Abby looked at her for a long moment, and then nodded and bounced to her feet. Mallory moved slower, took her time, and wiped the loose grass from her shorts. Abby realized she was staring at her long, pale legs, and forced herself to look away.
~~*
In middle school, Abby hadn’t thought much about Mallory. She was younger, and one of the pairs of best friends. That was about all she’d known. Either she had missed a lot, or Mallory had really changed since then.
“There’s an Elvis marathon on tonight,” Abby said at breakfast. They met almost every morning. It wasn’t exactly on purpose, they never planned it, but somehow Abby found herself sitting with Mallory. She liked it. “If you want to watch a couple movies with me.”
Mal rubbed the back of her neck. She was sunburnt, but it was fading into a tan. It disguised her freckles some, and made her eyes look brighter.
She bumped Abby’s leg with her foot. “I’ve never seen any of his movies.”
“You’ve missed out. They are a lot of fun,” she promised.

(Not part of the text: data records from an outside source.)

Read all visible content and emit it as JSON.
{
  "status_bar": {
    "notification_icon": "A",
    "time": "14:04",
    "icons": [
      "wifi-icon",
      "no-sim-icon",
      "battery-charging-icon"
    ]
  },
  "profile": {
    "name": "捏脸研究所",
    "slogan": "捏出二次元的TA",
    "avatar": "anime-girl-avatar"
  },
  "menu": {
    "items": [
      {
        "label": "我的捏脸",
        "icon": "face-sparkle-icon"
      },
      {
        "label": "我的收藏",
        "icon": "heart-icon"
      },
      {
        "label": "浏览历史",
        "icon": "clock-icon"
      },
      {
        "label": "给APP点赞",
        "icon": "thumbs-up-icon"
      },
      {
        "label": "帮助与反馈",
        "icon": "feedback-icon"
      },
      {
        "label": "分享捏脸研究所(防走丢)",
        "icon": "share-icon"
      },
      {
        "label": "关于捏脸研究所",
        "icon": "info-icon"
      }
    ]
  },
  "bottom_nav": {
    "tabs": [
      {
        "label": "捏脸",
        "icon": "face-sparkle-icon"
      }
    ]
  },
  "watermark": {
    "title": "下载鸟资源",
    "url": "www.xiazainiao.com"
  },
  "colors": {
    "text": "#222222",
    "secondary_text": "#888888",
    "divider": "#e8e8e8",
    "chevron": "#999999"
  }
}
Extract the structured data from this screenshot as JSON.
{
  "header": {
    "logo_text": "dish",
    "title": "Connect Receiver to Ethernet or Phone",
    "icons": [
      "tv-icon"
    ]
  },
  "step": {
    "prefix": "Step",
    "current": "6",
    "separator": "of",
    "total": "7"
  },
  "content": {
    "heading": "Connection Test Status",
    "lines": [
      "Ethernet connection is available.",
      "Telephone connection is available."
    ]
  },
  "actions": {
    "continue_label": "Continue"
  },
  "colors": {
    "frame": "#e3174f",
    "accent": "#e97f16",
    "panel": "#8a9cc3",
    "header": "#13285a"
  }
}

“I don’t know…,” Mallory trailed off, and then nodded. “Sure. For you, I’ll give him a try.”
~~*
They were halfway through Blue Hawaii when Mallory took Abby’s hand. She looked down to where their fingers were entwined, and then over at her. She was blushing, and it looked a little silly with her red hair, but she was smiling too, and it was really cute.
She bit her lower lip, and glanced sideways at her. Abby smiled back, and squeezed her hand. Moonlight in the window, and Elvis on her tv, and a cute girl holding her hand. There were worse ways to spend the night.